One key thing to understand is that Intel now has a sub-optimal business model, namely they still also manufacture the chips that they design. AMD was the same for most of their history, but spun-off their foundry (manufacturing) in 2009 (called GlobalFoundries now). AMD now has most of their chips manufactured by Taiwan Semiconductor Manufacturing Company. TSMC also manufactures virtually all of the chips for Apple Silicon and Nvidia. This business model where a company just designs chips and has someone else manufacture them is called Fabless, while TSMC doesn't design or brand any chips of their own.

What this has enabled is TSMC having a huge budget to advance the technology of manufacturing and enable ever smaller transistors and other technologies on the chips, which then Nvidia/Apple/AMD/others use in their designs to suit their own different end purposes. Intel on the other hand made a decision on the foundry side a few years ago not to adopt EUV technology (was the latest tech from ASML, TSMC did adopt it) and that has in turn limited their ability to reduce transistor size. So the design side might hypothetically be capable of thinking up more dense and performant chips, but the foundry side isn't able to manufacture them.

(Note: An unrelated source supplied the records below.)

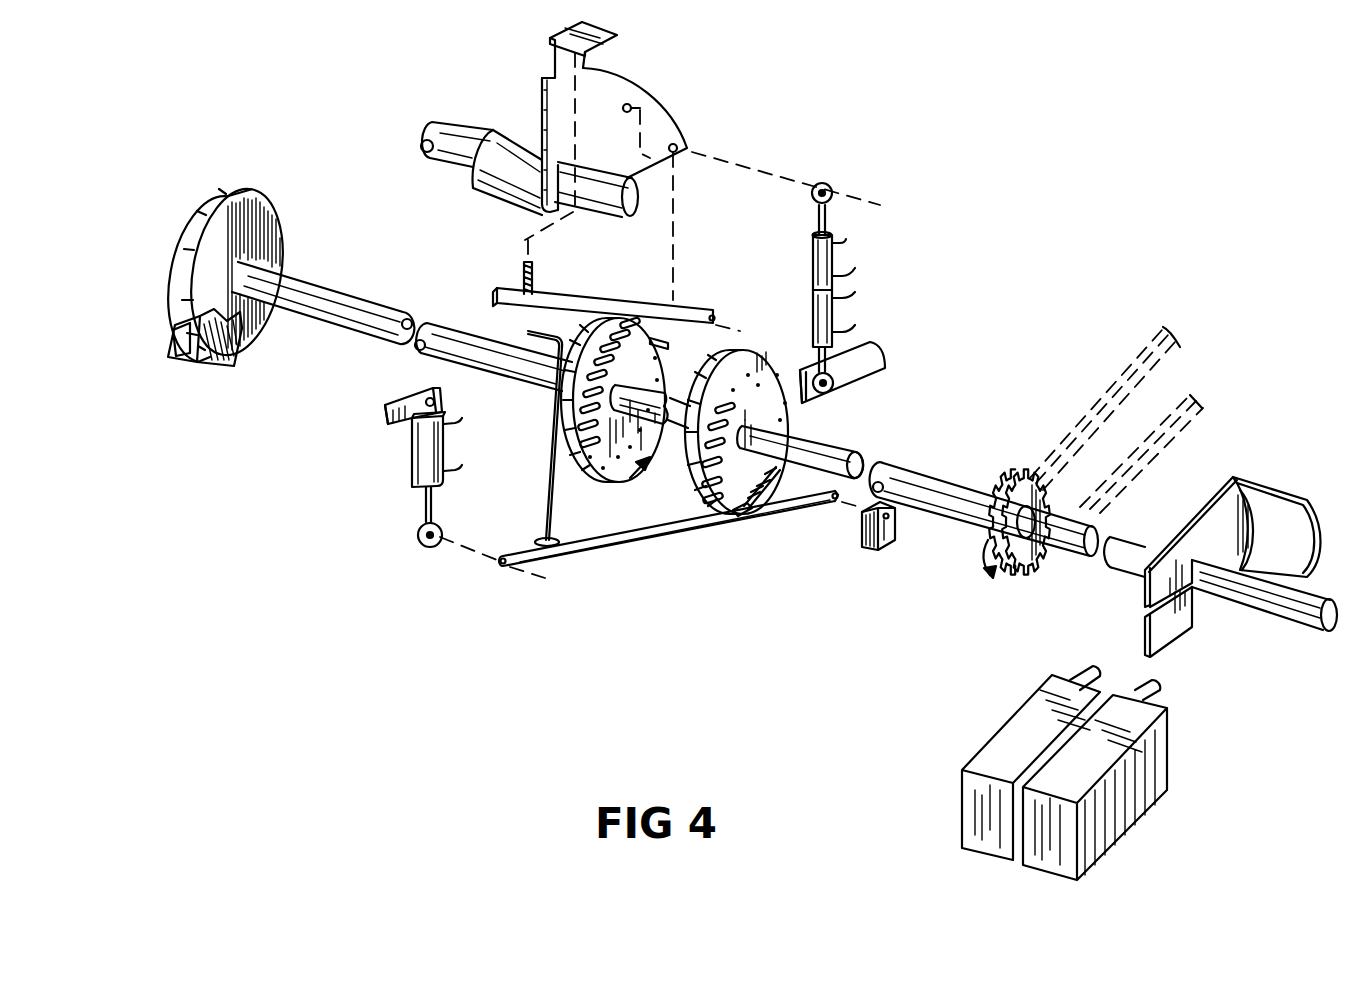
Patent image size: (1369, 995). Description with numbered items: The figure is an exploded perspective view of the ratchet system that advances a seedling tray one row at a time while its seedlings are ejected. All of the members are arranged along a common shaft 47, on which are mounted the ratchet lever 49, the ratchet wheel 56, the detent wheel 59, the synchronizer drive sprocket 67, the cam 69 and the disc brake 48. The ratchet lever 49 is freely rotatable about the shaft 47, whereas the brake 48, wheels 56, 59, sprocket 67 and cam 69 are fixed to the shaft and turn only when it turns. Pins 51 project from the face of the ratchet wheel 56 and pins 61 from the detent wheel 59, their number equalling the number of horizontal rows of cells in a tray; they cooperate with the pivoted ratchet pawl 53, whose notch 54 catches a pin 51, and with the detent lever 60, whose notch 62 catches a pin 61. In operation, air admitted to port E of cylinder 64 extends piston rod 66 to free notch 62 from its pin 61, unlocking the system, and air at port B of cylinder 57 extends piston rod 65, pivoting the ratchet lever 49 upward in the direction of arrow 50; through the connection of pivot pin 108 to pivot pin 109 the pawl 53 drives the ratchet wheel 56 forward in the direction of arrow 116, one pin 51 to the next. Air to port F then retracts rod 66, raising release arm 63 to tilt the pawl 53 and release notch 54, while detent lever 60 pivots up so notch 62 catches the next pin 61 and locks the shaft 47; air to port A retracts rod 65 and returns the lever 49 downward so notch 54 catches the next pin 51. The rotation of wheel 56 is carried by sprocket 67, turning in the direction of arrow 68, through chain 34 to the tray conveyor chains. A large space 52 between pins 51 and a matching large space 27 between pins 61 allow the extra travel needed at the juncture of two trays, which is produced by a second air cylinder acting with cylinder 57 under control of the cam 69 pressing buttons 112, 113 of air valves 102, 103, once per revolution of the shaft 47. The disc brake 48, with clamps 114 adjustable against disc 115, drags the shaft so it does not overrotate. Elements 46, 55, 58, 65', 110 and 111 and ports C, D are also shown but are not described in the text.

The large space 27 is at (740, 512).
The chain 34 is at (1193, 392).
The pivot hole 46 is at (678, 148).
The common shaft 47 is at (345, 300).
The disc brake 48 is at (162, 330).
The ratchet lever 49 is at (548, 96).
The arrow 50 is at (677, 102).
The pins 51 is at (620, 347).
The large space 52 is at (586, 436).
The ratchet pawl 53 is at (592, 305).
The notch 54 is at (650, 318).
The spring 55 is at (522, 282).
The ratchet wheel 56 is at (566, 480).
The air cylinder 57 is at (815, 252).
The mounting bracket 58 is at (398, 405).
The detent wheel 59 is at (690, 452).
The detent lever 60 is at (605, 552).
The pins 61 is at (723, 410).
The notch 62 is at (738, 518).
The release arm 63 is at (547, 484).
The cylinder 64 is at (412, 465).
The piston rod 65 is at (801, 209).
The lower rod eye 65' is at (847, 385).
The piston rod 66 is at (425, 512).
The synchronizer drive sprocket 67 is at (1052, 492).
The arrow 68 is at (985, 572).
The cam 69 is at (1300, 500).
The air valve 102 is at (972, 822).
The air valve 103 is at (1120, 824).
The pivot pin 108 is at (624, 112).
The pivot pin 109 is at (714, 312).
The pin 110 is at (832, 503).
The pin 111 is at (502, 568).
The button 112 is at (1076, 668).
The button 113 is at (1157, 686).
The clamps 114 is at (238, 352).
The disc 115 is at (200, 228).
The arrow 116 is at (624, 482).
The port A is at (848, 241).
The port B is at (855, 263).
The port C is at (855, 289).
The port D is at (856, 323).
The port E is at (463, 418).
The port F is at (462, 465).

Intel will start (is starting? forgot the timeline) to use TSMC to make some of their chips, and the foundry business will also try to attract external customers that want to manufacture chips with them. But where this is likely headed is the same thing AMD did 15 years ago, and the foundry business will probably be spun-off at some point in the not-too-distant future.
It's crazy how much critical asset fabrication is concentrated on a tiny island. China be like: shame if something happened to those foundries eh...
 
Intel will start (is starting? forgot the timeline) to use TSMC to make some of their chips, and the foundry business will also try to attract external customers that want to manufacture chips with them. But where this is likely headed is the same thing AMD did 15 years ago, and the foundry business will probably be spun-off at some point in the not-too-distant future.
Core Ultra 200 is all TSMC. So that's already been happening for a bit.

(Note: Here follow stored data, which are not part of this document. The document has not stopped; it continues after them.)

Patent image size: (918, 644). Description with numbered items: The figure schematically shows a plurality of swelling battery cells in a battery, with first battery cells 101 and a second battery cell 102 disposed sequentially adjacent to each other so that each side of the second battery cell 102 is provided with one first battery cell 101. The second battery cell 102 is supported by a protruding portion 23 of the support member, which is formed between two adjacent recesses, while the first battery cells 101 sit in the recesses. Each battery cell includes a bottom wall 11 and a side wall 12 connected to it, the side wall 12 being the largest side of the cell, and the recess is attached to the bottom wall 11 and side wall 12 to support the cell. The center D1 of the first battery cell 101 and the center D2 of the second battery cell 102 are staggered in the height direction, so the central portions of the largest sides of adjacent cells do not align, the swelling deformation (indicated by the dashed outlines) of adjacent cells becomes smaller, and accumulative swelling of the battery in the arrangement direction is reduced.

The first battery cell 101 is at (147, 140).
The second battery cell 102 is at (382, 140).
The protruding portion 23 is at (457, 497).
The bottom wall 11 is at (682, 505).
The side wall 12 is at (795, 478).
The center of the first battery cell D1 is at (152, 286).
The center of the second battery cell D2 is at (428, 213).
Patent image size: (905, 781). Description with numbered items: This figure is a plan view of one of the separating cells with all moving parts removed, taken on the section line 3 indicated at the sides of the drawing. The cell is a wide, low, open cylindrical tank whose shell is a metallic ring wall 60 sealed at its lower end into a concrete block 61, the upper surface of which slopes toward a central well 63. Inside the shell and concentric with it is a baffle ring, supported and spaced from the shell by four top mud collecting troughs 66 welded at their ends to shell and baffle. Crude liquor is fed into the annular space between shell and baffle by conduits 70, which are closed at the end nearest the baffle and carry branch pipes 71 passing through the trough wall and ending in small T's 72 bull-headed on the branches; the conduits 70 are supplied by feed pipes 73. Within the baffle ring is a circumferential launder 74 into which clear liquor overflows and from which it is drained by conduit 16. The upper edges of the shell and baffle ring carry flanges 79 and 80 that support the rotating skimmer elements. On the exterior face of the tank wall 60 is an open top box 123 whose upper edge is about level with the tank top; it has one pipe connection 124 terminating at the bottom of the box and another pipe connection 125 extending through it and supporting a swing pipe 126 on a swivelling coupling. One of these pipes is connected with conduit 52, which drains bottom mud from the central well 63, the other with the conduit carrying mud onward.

While Intel is in massive trouble, in large parts of their own making, it's way early to have a drink on their demise. They are still so much bigger than AMD that it is not even funny. Whether it is desktop, mobile, server or IoT - Intel's CPU marketshare is still more than double that of AMD's. OEMs almost exclusively offer Intel. And if you're not a gamer, their CPUs are still very much competitive. In idle/low use scenarios (browsing/office/streaming) they blow Ryzen out of the water in the efficiency department, and they are even with them when it comes to both multi- and single-core workloads.

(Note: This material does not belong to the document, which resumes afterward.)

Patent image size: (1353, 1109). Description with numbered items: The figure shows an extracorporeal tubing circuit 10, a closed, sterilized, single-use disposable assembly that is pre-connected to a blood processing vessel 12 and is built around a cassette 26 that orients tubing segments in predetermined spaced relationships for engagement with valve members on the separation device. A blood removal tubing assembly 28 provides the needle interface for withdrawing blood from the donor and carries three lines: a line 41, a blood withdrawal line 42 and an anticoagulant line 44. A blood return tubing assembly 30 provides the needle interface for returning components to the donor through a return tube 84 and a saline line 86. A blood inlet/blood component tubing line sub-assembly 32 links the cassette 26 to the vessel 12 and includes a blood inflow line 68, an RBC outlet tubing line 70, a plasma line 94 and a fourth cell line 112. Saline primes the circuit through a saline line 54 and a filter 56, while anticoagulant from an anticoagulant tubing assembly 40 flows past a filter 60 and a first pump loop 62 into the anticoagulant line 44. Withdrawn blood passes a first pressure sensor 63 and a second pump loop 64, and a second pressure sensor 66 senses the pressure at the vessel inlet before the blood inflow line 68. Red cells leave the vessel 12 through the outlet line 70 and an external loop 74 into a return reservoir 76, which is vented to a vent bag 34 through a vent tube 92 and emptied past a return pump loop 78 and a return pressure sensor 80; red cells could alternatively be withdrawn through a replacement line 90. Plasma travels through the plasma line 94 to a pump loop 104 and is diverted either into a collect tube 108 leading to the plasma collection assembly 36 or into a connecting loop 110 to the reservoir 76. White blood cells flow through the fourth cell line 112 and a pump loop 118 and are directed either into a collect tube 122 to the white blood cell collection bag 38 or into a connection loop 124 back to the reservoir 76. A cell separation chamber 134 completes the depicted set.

Don't get me wrong, AMD is doing a great job with their CPUs. Just two weeks ago I replaced my Ryzen 5900X with the 9800X3D, and I'm absolutely in awe of what a comeback they've achieved after they already seemed to sink into irrelevance. I wouldn't have bet on them coming back after they fecked up with a powerhungry, yet not stronger than K10, Bulldozer architecture. Yet here they are, better than ever, and thank feck for that. Can't imagine how much processor development would have stalled if Intel was left to do their thing without AMD putting pressure on them. We'd probably be staring at 14nm++++++ and still have four cores and no hyperthreading for anything under an i7.

I'm just saying, Intel is about as dead as Boeing - a faltering giant, but still more than alive.